Gaya, D.R.; Thorburn, D.; Oien, K.A.; Morris, A.J.; Stanley, A.J.
April 2003
Gut;Apr2003 Supplement 1, Vol. 52, pA104
Academic Journal
Introduction: Epitheliod granulomas have been reported in 2-15% of unselected liver biopsies with numerous underlying aetiologies described. However, most series were reported prior to the identification of hepatitis C and the improvement in laboratory markers of other causes of liver dysfunction. This study was performed to evaluate the current aetiologies of hepatic granulomas and in particular to assess the prognosis for the "idiopathic" group in whom no underlying cause was identified. Methods: A retrospective study of the pathology department records at Glasgow Royal Infirmary was undertaken over the 10 year period 1991-2001. All patients who had a liver biopsy revealing epitheliod granulomas had their case notes reviewed and a standard proforma completed. Results: Over the 10 year period, of 1662 liver biopsies performed, 63 were identified with hepatic granulomas (4.2% of biopsies). Of those identified, 47 (75%) were female with a mean age of 42 years (range 17 - 81).
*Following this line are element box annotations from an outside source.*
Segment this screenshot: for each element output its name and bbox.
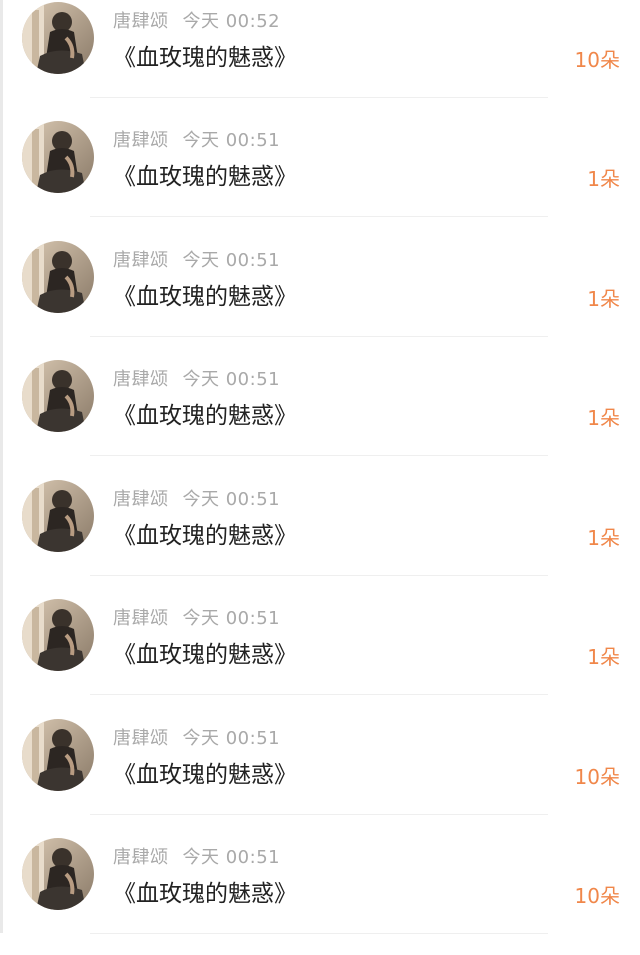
user-name[interactable]: 唐肆颂 [113,489,169,510]
gift-amount: 1朵 [587,167,620,191]
meta-line: 唐肆颂 今天 00:51 [113,246,280,272]
user-photo-avatar-icon [22,480,94,552]
row-divider [90,455,548,456]
avatar[interactable] [22,2,94,74]
user-name[interactable]: 唐肆颂 [113,130,169,151]
timestamp: 今天 00:51 [182,489,281,510]
list-item[interactable]: 唐肆颂 今天 00:51 《血玫瑰的魅惑》 1朵 [0,478,640,597]
timestamp: 今天 00:51 [182,250,281,271]
list-item[interactable]: 唐肆颂 今天 00:51 《血玫瑰的魅惑》 10朵 [0,836,640,955]
gift-amount: 1朵 [587,526,620,550]
user-name[interactable]: 唐肆颂 [113,369,169,390]
gift-name: 《血玫瑰的魅惑》 [113,403,297,429]
avatar[interactable] [22,838,94,910]
row-divider [90,216,548,217]
list-item[interactable]: 唐肆颂 今天 00:51 《血玫瑰的魅惑》 1朵 [0,358,640,477]
row-divider [90,336,548,337]
gift-name: 《血玫瑰的魅惑》 [113,284,297,310]
gift-name: 《血玫瑰的魅惑》 [113,881,297,907]
gift-name: 《血玫瑰的魅惑》 [113,642,297,668]
timestamp: 今天 00:51 [182,369,281,390]
avatar[interactable] [22,121,94,193]
user-photo-avatar-icon [22,121,94,193]
gift-amount: 1朵 [587,406,620,430]
meta-line: 唐肆颂 今天 00:51 [113,485,280,511]
gift-record-list: 唐肆颂 今天 00:52 《血玫瑰的魅惑》 10朵 唐肆颂 今天 00:51 《… [0,0,640,934]
meta-line: 唐肆颂 今天 00:51 [113,365,280,391]
gift-amount: 10朵 [574,765,620,789]
user-photo-avatar-icon [22,360,94,432]
user-photo-avatar-icon [22,241,94,313]
gift-name: 《血玫瑰的魅惑》 [113,164,297,190]
list-item[interactable]: 唐肆颂 今天 00:51 《血玫瑰的魅惑》 1朵 [0,119,640,238]
gift-name: 《血玫瑰的魅惑》 [113,45,297,71]
gift-amount: 1朵 [587,287,620,311]
timestamp: 今天 00:51 [182,608,281,629]
row-divider [90,575,548,576]
gift-name: 《血玫瑰的魅惑》 [113,762,297,788]
meta-line: 唐肆颂 今天 00:51 [113,843,280,869]
row-divider [90,97,548,98]
row-divider [90,814,548,815]
user-name[interactable]: 唐肆颂 [113,250,169,271]
avatar[interactable] [22,719,94,791]
user-photo-avatar-icon [22,719,94,791]
list-item[interactable]: 唐肆颂 今天 00:51 《血玫瑰的魅惑》 1朵 [0,239,640,358]
user-photo-avatar-icon [22,838,94,910]
user-name[interactable]: 唐肆颂 [113,728,169,749]
timestamp: 今天 00:51 [182,728,281,749]
gift-amount: 10朵 [574,48,620,72]
list-item[interactable]: 唐肆颂 今天 00:52 《血玫瑰的魅惑》 10朵 [0,0,640,119]
user-name[interactable]: 唐肆颂 [113,847,169,868]
gift-name: 《血玫瑰的魅惑》 [113,523,297,549]
list-item[interactable]: 唐肆颂 今天 00:51 《血玫瑰的魅惑》 10朵 [0,717,640,836]
user-photo-avatar-icon [22,599,94,671]
list-item[interactable]: 唐肆颂 今天 00:51 《血玫瑰的魅惑》 1朵 [0,597,640,716]
timestamp: 今天 00:52 [182,11,281,32]
user-name[interactable]: 唐肆颂 [113,11,169,32]
meta-line: 唐肆颂 今天 00:51 [113,126,280,152]
row-divider [90,694,548,695]
meta-line: 唐肆颂 今天 00:51 [113,724,280,750]
user-name[interactable]: 唐肆颂 [113,608,169,629]
user-photo-avatar-icon [22,2,94,74]
avatar[interactable] [22,480,94,552]
gift-amount: 10朵 [574,884,620,908]
row-divider [90,933,548,934]
avatar[interactable] [22,241,94,313]
meta-line: 唐肆颂 今天 00:51 [113,604,280,630]
avatar[interactable] [22,360,94,432]
meta-line: 唐肆颂 今天 00:52 [113,7,280,33]
avatar[interactable] [22,599,94,671]
gift-amount: 1朵 [587,645,620,669]
timestamp: 今天 00:51 [182,130,281,151]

Underlying aetiologies were as follows: PBC (23.8%), sarcoidosis (11.1%), idiopathic (11.1%), drug induced (9.5%), HCV (9.5%), PBC/AIH overlap (6.3%), Hodgkin's disease (6.3%), AIH (4.8%), TB (4.8%), resolving biliary obstruction (3.2%), and other single miscellaneous causes (9.5%). With respect to the 7 patients with idiopathic hepatic granulomas, one was lost to follow up, one died of a stroke, and the remaining 5 were all well with no liver related morbidity at a mean follow up of 6.2 years. Conclusions: The aetiologies of granulomas on liver biopsy are confirmed to be broad ranging with HCV a significant cause in our population. Despite extensive investigations, there remain a significant minority who have "idiopathic" hepatic granulomas. The prognosis in this latter group appears to be excellent.